I have not signed up, and I won’t. First, I will say that I think what Amazon has done is amazing for not only the epublishing world, but books in general. They have helped make it easier and more convenient to read. Instead of lugging that 800+ page Harry Potter book on a plane, you simply whip out your Kindle and have the whole series, at a fraction of the weight, at your fingertips However, I see the signs of a monopoly with Amazon and I want to do my tiny, little bit to keep that from happening. Competition is good, so I will keep my book available in all formats, including Nook, Sony eReader, and iTunes EPUB. Additionally, Night of the Chupacabra will be available in trade paperback. I am old school, at heart, and still prefer lugging around the five pound books, and I know a lot of readers who feel the same.
Away from Amazon, have you had much luck with other outlets? Do you use Smashwords, Barnes & Noble etc?
I did publish a free short story called, ‘Hunt for the Chupacabra’ through Smashwords. It was written to be something of a prologue for the upcoming Chupacabra Series. Smashwords did a fantastic job of distributing Hunt for the Chupacabra to Barnes & Noble, Sony, iTunes, as well as a few others. They were wonderful and I would recommend them; however, my recommendation is with cautions: 1) it could take a month, or more, for your story to reach some booksellers – it took over a month for iTunes to receive ‘Hunt for the Chupacabra’; and, 2) you can only upload your book as a Word document.

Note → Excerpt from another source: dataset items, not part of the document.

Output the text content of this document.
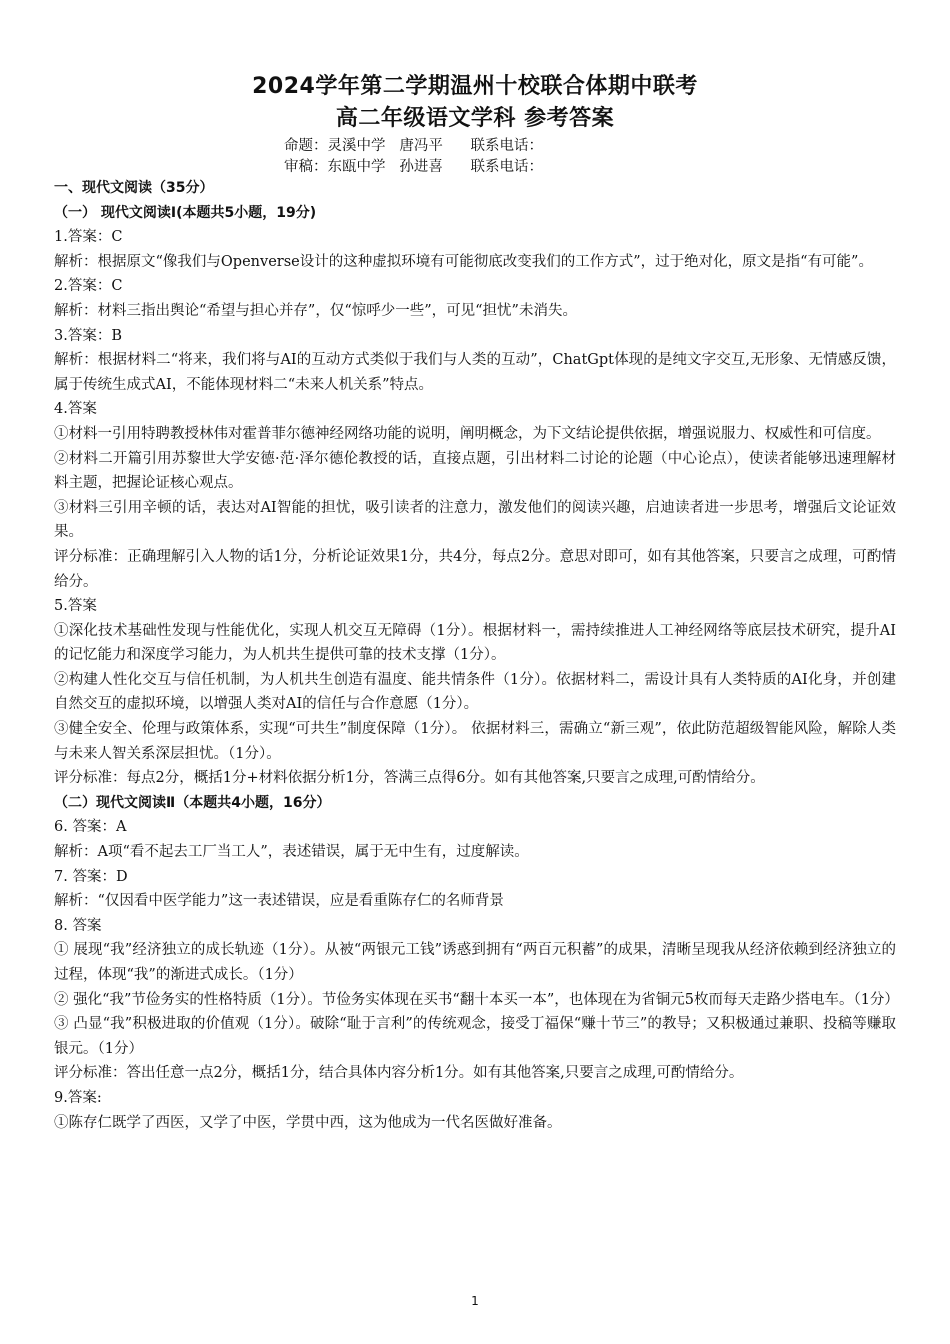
2024学年第二学期温州十校联合体期中联考
高二年级语文学科 参考答案
命题：灵溪中学   唐冯平      联系电话：
审稿：东瓯中学   孙进喜      联系电话：

一、现代文阅读（35分）

（一） 现代文阅读Ⅰ(本题共5小题，19分)

1.答案：C

解析：根据原文“像我们与Openverse设计的这种虚拟环境有可能彻底改变我们的工作方式”，过于绝对化，原文是指“有可能”。

2.答案：C

解析：材料三指出舆论“希望与担心并存”，仅“惊呼少一些”，可见“担忧”未消失。

3.答案：B

解析：根据材料二“将来，我们将与AI的互动方式类似于我们与人类的互动”，ChatGpt体现的是纯文字交互,无形象、无情感反馈，属于传统生成式AI，不能体现材料二“未来人机关系”特点。

4.答案

①材料一引用特聘教授林伟对霍普菲尔德神经网络功能的说明，阐明概念，为下文结论提供依据，增强说服力、权威性和可信度。

②材料二开篇引用苏黎世大学安德·范·泽尔德伦教授的话，直接点题，引出材料二讨论的论题（中心论点），使读者能够迅速理解材料主题，把握论证核心观点。

③材料三引用辛顿的话，表达对AI智能的担忧，吸引读者的注意力，激发他们的阅读兴趣，启迪读者进一步思考，增强后文论证效果。

评分标准：正确理解引入人物的话1分，分析论证效果1分，共4分，每点2分。意思对即可，如有其他答案，只要言之成理，可酌情给分。

5.答案

①深化技术基础性发现与性能优化，实现人机交互无障碍（1分）。根据材料一，需持续推进人工神经网络等底层技术研究，提升AI的记忆能力和深度学习能力，为人机共生提供可靠的技术支撑（1分）。

②构建人性化交互与信任机制，为人机共生创造有温度、能共情条件（1分）。依据材料二，需设计具有人类特质的AI化身，并创建自然交互的虚拟环境，以增强人类对AI的信任与合作意愿（1分）。

③健全安全、伦理与政策体系，实现“可共生”制度保障（1分）。 依据材料三，需确立“新三观”，依此防范超级智能风险，解除人类与未来人智关系深层担忧。（1分）。

评分标准：每点2分，概括1分+材料依据分析1分，答满三点得6分。如有其他答案,只要言之成理,可酌情给分。

（二）现代文阅读Ⅱ（本题共4小题，16分）

6. 答案：A

解析：A项“看不起去工厂当工人”，表述错误，属于无中生有，过度解读。

7. 答案：D

解析：“仅因看中医学能力”这一表述错误，应是看重陈存仁的名师背景

8. 答案

① 展现“我”经济独立的成长轨迹（1分）。从被“两银元工钱”诱惑到拥有“两百元积蓄”的成果，清晰呈现我从经济依赖到经济独立的过程，体现“我”的渐进式成长。（1分）

② 强化“我”节俭务实的性格特质（1分）。节俭务实体现在买书“翻十本买一本”，也体现在为省铜元5枚而每天走路少搭电车。（1分）

③ 凸显“我”积极进取的价值观（1分）。破除“耻于言利”的传统观念，接受丁福保“赚十节三”的教导；又积极通过兼职、投稿等赚取银元。（1分）

评分标准：答出任意一点2分，概括1分，结合具体内容分析1分。如有其他答案,只要言之成理,可酌情给分。

9.答案:

①陈存仁既学了西医，又学了中医，学贯中西，这为他成为一代名医做好准备。

1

I utilize Adobe InDesign for my formatting, something that I create with as much intricacy as the actual writing, and it’s a shame that I cannot produce my formatted book the way I want it to look through Smashwords. Because of this, I have looked into other options for Night of the Chupacabra.
What’s next? Are you working on anything at the moment? Do you have anything new coming out in 2012?
Always! As mentioned, the Chupacabra Series is (currently) planned to be five books. Book Two, Curse of the Chupacabra and Book Three, Legend of the Chupacabra are already completed first drafts. And as I wait for my editor to finish editing the second book, which will be released in 2013, I am outlining Book Four, Dawn of the Chupacabra. Then, outside the Chupacabra Series, I have a completed the outline for a standalone book that is currently untitled, and a children’s picture book about one of my favorite holidays, Halloween. This is on the tail of my other, already published, picture book, The Night After Christmas, which was the book that began my new career.